Setting: Family bathroom, now.
The half-dressed DAUGHTER examines herself in a large mirror.
DAUGHTER: Oh my God!
The MOTHER knocks once on the bathroom door, then quickly opens it. The DAUGHTER stands in front of a big mirror, towel clutched around her chest.
MOTHER: What's wrong?
DAUGHTER: It's my boob.
MOTHER: Oh no. Is it a lump?
DAUGHTER: No. It's a hair.
MOTHER: A hair?
DAUGHTER: I found a hair on my left boob.
MOTHER: Oh that. You'll get used to it.
DAUGHTER: No, I won't. I thought the three hairs on my chin were bad enough.

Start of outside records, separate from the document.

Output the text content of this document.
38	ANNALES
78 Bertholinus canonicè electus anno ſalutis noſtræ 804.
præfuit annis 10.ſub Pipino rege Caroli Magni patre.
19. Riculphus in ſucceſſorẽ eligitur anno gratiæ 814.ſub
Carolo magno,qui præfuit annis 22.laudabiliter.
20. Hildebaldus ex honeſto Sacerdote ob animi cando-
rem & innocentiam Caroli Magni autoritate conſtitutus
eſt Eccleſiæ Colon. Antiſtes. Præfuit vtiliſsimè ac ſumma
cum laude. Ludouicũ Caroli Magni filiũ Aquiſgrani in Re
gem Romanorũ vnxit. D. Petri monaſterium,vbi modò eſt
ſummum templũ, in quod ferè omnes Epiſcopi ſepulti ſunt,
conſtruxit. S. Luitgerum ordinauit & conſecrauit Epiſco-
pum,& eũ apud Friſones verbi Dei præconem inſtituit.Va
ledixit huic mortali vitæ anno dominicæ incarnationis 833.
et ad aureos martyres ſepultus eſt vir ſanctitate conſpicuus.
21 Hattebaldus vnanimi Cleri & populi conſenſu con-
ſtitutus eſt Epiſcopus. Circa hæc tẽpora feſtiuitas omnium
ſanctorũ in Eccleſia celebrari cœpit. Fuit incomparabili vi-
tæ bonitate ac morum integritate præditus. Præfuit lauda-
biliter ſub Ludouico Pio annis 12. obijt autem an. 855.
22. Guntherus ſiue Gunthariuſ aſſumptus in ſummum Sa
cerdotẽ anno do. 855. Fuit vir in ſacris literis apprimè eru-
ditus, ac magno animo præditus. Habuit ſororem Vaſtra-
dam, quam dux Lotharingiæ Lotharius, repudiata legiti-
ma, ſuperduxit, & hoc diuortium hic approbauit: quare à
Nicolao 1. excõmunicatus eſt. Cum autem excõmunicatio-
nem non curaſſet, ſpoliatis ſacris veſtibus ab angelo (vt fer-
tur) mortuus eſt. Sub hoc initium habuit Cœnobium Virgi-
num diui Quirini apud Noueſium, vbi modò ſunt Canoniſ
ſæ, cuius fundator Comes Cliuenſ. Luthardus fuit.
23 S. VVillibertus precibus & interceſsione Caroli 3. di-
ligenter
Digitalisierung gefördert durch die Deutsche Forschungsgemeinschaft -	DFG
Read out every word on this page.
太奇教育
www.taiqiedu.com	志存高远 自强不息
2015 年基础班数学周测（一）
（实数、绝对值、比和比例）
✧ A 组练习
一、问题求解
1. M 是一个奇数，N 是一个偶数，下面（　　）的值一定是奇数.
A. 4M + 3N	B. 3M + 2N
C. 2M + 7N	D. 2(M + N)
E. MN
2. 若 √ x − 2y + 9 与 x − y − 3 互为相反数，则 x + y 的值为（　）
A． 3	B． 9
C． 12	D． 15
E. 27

MOTHER: Honey, you're middle aged now. It's all part of the aging process.
DAUGHTER: It's hair, a long hair coming out of my left boob.
MOTHER: Get dressed. We're going to be late.
DAUGHTER: I don't feel like going.
MOTHER: Don't be dramatic. It's just menopause.
DAUGHTER: Just menopause?
MOTHER: A few hairs here and there.
DAUGHTER: What's next? I guess I'll wake up with a penis tomorrow.
MOTHER: What do you expect me to say?
The DAUGHTER stares daggers.
DAUGHTER: Thanks for the comforting words, Mom.
MOTHER: Be grateful you found a black hair. Wait until a white comes out of your nipple.
Smiling, the MOTHER exits. The DAUGHTER searches for tweezers.